Dancemakers just closed its latest show last night at Harbourfront’s Premiere Dance Theatre. Called Double Bill # 1, the show consisted of two pieces danced by the company choreographed by different artists. Though quite different, both pieces explored the repetition of physical actions and the idea of “covers.” The music was provided entirely by local curiosity The Reveries, a group that exclusively covers love ballads. The twist is that they play the covers with cellphone speakers in their mouths, each playing back the music of one of the other musicians. The result is hauntingly beautiful. The music was not performed live, instead, the dancers would choose which songs they would dance to by putting their CDs into the stereo they had on stage with them. This notion of “covers” was also carried over to the dance. In the first piece, “It Was a Nice Party” (choreographed by Ame Henderson), the dancers move around the stage in a way that at first seems random and violent, though somehow reminiscent of a party. At their own pace, the audience discovers that they are actually copying the physical actions of a group of revelers in a wild party scene from Fellini’s La Dolce Vita (it is eventually projected behind them). The result is energetic, funny and completely delightful.

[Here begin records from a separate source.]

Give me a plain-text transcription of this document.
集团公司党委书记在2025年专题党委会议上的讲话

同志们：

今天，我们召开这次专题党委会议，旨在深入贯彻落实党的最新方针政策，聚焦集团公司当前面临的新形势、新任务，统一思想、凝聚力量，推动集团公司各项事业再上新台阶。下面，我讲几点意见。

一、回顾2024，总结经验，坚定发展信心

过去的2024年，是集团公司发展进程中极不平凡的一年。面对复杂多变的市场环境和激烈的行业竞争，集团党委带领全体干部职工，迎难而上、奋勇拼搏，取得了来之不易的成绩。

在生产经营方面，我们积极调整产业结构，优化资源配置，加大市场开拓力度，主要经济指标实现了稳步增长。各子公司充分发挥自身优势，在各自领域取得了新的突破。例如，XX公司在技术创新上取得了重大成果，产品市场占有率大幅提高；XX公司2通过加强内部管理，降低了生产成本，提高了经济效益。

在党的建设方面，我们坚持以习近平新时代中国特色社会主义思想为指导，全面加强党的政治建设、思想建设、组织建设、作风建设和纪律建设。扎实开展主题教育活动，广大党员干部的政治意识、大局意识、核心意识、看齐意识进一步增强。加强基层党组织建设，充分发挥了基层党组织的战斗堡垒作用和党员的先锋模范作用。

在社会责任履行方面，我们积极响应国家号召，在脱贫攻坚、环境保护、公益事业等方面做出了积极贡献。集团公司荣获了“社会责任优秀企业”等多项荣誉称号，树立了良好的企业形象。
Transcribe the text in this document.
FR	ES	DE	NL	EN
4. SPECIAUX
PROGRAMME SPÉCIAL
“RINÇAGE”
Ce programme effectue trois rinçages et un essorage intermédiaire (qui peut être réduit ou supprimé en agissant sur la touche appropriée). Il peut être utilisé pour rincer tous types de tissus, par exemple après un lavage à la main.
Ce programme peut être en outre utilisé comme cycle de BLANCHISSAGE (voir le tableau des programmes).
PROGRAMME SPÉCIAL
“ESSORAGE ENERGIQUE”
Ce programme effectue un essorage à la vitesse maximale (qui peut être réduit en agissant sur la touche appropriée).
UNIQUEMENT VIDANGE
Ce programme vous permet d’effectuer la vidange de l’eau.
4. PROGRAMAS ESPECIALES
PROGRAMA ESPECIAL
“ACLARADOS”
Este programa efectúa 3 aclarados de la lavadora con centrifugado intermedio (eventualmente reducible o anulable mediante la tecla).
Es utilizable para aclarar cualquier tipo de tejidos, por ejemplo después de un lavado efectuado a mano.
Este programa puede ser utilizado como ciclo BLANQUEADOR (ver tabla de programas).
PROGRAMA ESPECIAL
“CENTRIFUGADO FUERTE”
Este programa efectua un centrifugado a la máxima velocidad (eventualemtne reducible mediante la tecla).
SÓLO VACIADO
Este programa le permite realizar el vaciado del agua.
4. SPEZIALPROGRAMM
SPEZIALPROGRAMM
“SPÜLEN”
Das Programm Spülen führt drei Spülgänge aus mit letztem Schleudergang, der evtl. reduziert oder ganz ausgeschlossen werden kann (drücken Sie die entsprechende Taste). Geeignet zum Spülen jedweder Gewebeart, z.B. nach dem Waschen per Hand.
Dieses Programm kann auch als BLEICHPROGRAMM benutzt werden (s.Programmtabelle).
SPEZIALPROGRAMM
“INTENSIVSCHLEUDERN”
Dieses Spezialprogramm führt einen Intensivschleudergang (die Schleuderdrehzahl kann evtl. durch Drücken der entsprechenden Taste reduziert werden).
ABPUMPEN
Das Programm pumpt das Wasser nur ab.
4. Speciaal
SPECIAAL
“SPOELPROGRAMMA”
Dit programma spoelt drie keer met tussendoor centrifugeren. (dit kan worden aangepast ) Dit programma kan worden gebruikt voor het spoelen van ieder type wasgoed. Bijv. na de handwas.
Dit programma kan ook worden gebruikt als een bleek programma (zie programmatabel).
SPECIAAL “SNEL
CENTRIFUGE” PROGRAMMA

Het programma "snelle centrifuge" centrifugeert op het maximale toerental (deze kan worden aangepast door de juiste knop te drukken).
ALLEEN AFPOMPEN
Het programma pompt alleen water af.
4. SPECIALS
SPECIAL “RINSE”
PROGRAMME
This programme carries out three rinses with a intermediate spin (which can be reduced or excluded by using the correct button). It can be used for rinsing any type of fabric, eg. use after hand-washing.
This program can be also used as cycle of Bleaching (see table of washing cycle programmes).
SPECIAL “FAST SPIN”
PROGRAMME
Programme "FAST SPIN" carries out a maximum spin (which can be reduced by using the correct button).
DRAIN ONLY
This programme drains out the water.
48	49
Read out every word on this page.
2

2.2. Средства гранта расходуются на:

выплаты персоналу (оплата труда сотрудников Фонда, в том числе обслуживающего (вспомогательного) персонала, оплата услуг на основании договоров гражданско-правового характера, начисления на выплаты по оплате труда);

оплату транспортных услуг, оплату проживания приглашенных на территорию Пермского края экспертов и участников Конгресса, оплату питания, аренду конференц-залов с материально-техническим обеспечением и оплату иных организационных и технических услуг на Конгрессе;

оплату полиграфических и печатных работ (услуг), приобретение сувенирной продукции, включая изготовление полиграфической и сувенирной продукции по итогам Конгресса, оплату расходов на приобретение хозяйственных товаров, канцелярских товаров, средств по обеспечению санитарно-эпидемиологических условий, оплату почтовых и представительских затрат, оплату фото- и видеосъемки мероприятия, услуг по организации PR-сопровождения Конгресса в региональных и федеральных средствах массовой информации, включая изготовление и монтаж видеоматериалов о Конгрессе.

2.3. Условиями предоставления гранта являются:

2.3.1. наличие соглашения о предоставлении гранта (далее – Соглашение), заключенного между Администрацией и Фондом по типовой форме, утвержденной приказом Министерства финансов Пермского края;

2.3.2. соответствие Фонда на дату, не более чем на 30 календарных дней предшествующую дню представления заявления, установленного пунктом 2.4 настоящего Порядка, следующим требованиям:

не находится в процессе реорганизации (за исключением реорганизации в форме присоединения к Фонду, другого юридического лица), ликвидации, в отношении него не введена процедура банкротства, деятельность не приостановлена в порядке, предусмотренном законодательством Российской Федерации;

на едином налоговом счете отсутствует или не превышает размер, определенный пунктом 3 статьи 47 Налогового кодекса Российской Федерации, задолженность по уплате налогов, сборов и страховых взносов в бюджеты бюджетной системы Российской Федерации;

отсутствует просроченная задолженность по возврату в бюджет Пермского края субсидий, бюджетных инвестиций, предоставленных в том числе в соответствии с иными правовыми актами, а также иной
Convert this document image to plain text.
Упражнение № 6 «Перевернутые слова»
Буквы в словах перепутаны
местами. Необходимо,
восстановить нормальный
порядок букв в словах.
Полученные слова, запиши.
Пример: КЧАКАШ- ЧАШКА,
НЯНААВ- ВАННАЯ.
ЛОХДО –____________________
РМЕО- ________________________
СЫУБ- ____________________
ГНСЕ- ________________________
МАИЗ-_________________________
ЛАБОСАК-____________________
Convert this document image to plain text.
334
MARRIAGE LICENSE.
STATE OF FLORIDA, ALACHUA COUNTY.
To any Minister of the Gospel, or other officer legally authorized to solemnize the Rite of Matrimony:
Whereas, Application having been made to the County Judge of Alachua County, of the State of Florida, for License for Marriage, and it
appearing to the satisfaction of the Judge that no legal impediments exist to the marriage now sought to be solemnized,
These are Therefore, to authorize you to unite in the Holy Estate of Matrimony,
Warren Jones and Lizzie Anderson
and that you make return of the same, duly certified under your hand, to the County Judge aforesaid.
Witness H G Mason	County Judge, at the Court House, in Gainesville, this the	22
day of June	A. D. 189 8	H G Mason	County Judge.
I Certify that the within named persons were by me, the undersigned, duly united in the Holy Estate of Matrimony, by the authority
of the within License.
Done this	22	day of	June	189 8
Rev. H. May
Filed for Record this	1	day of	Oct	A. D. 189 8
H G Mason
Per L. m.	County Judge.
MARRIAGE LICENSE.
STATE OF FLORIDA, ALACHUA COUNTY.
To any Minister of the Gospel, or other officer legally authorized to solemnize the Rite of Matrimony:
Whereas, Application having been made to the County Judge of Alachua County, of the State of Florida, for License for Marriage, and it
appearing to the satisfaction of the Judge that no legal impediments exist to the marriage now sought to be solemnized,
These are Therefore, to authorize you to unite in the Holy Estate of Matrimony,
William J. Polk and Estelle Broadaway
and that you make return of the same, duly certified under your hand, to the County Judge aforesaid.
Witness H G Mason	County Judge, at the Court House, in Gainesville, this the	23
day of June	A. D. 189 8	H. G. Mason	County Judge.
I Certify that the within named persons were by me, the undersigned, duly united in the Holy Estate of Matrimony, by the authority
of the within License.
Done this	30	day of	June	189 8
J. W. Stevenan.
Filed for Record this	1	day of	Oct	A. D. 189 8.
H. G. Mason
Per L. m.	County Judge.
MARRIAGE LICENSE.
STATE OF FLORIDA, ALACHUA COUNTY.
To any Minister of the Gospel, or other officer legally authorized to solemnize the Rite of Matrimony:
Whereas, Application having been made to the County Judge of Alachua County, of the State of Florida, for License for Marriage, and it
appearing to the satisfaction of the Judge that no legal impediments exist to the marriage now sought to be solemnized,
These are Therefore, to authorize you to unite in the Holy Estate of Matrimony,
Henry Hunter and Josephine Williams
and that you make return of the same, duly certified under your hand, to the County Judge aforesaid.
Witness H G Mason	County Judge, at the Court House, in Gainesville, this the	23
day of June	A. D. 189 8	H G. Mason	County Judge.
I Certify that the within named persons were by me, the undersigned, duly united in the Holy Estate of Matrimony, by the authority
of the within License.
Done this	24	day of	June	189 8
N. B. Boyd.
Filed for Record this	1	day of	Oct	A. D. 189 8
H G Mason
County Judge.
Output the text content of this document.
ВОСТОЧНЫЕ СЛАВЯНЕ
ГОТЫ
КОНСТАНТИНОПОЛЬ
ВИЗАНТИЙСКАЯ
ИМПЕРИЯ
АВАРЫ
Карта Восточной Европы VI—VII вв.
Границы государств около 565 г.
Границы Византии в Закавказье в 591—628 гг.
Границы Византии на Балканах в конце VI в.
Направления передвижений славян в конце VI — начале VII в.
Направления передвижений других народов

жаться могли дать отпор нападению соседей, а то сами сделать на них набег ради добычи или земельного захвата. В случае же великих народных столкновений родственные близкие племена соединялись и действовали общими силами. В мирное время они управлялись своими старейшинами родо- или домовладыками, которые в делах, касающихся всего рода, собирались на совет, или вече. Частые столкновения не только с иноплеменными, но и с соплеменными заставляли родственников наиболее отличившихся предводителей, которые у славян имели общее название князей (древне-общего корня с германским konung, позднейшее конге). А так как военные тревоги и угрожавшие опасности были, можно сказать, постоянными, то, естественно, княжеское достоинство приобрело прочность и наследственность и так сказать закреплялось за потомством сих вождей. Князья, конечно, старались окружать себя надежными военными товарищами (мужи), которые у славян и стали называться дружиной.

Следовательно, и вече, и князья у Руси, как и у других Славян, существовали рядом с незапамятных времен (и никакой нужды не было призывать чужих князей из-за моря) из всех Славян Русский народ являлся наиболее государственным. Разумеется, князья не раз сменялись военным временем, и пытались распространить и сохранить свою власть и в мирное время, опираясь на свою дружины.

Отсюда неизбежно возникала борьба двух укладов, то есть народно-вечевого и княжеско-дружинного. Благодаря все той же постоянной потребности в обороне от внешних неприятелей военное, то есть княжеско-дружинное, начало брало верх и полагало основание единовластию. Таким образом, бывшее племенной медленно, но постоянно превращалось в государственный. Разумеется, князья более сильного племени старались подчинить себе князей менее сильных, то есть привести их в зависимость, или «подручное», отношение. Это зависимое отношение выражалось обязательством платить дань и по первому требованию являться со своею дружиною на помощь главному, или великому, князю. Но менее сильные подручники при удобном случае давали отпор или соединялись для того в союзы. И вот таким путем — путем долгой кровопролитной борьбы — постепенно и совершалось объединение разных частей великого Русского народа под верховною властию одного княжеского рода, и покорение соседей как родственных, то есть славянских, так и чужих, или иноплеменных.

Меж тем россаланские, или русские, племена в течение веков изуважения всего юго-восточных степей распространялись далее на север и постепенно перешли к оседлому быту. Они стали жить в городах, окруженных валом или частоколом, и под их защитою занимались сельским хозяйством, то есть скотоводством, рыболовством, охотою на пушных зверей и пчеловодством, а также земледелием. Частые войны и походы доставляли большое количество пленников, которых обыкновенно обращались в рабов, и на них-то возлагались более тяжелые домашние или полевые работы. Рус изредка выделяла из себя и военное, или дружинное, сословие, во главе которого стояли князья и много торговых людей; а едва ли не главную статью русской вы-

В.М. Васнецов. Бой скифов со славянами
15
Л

The second piece, Michael Trent’s “And The Rest,” further explores repetition and what happens when one dancer forces the movement of another. In one particularly amusing moment, one of the dancers gives instruction to another through a megaphone of a rather difficult set of movements she wants him to perform. After he is done, she performs them herself, and you realize he has completely misinterpreted most of her instructions, choosing much more difficult choreography. Near the end of the piece, the audience is treated to a rare, perfect moment of surprise when, in a Buster Keaton (or Bluth) homage, the backdrop falls forward onto the stage, its doors and windows lined up perfectly with the set’s furniture (and even one performer!) so that nothing is disturbed or ruined.
It’s lovely to see a modern dance show this accessible, fun and unpretentious. Look forward to Double Bill # 2!